Atlanta chef Asha Gomez shares her ‘Two Souths’ in new cookbook

ajc.com

Credit: Ligaya Figueras

Credit: Ligaya Figueras

Read this cookbook: “My Two Souths: Blending the Flavors of India into a Southern Kitchen” By Asha Gomez with Martha Hall Foose (Running Press, $35)

By Wendell Brock

Sometimes it takes two loves to get your creative juices really flowing.

Born in southern India, brought to the American South by a twist (or two) of fate, Atlanta chef Asha Gomez has whipped up a style of cooking that’s very much the happy lovechild of her two homes. While Southern food derives its singular depth of flavor and history from a rich marriage of African and European influences, it is now enjoying a revolution of the senses, thanks to the arrival of cooks from foreign shores.

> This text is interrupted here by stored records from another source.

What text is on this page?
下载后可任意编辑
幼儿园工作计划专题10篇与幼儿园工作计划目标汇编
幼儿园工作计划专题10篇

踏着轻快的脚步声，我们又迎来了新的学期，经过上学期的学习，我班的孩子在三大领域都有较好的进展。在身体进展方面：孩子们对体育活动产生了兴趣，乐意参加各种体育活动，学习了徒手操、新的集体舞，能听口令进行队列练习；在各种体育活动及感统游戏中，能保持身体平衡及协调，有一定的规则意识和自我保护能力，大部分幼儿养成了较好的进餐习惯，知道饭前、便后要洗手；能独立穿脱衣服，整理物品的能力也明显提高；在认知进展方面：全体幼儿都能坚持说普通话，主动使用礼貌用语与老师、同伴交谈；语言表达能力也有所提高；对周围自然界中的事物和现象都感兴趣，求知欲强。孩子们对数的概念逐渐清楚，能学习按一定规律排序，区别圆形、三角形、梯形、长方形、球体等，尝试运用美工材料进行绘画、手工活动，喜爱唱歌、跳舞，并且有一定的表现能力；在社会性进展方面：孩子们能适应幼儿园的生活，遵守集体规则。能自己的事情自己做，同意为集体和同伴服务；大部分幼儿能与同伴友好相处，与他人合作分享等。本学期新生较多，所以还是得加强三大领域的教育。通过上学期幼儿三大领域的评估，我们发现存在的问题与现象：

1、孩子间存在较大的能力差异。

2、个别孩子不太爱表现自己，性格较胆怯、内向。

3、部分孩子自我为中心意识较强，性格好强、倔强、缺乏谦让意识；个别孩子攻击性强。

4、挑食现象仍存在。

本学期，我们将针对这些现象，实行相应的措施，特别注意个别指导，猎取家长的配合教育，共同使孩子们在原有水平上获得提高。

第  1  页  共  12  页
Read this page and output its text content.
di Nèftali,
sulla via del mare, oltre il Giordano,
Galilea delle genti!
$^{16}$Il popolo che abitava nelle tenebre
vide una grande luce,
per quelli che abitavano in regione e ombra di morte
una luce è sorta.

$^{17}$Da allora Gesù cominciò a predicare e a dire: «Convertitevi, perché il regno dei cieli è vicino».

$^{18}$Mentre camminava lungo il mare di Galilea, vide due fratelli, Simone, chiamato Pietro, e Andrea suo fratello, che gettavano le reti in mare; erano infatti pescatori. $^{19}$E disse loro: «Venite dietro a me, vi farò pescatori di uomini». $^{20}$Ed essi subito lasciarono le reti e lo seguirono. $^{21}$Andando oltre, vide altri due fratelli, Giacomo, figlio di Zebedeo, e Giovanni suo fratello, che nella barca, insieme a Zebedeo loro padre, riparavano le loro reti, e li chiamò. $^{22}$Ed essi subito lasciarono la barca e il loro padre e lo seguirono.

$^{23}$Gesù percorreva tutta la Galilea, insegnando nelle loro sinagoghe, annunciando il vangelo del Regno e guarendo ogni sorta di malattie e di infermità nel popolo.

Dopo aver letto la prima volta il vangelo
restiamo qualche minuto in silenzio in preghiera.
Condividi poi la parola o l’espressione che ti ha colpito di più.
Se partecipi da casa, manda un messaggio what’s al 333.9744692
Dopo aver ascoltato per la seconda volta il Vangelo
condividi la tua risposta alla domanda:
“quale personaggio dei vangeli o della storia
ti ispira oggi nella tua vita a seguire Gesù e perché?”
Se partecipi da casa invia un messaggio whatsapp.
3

A few of them, like the preternaturally gifted, self-taught Gomez, are artists.

If you have ever tasted her famous Kerala Fried Chicken and Low Country Rice Waffles with Spicy Syrup, you know of what I speak.

With her debut collection of recipes, Gomez, who found her way with a series of supper clubs in her home and earned her professional credentials with the late, great Cardamom Hill restaurant (2012-2014), adds considerable luster to her repertoire.

Black Cardamom Smothered Pork Chop. Curry Leaf and Bacon Hopping John. Banana Leaf Grilled Catfish with Watermelon Rind Chow Chow. Apple Pie with Jaggery Cumin Drizzle. Warm Sorghum Toddy. Such are the genius-sounding dishes in this accessible and inviting volume, written with the great Mississippi food writer Martha Hall Foose.

Like many good Southerners, Gomez, who now runs Spice to Table and The Third Space at Studioplex in the Old Fourth Ward, adores grits and gravy, bourbon and pecans, cornbread and greens. She also knows a thing of two about curry and coconut, papaya and mango, cloves and coriander. Her two cuisines may be 9,000 miles apart, but when she throws them together, the results are magic: food that remaps the geography of home and heart.

Ain’t it about time the rest of the world got a taste of this Atlanta original?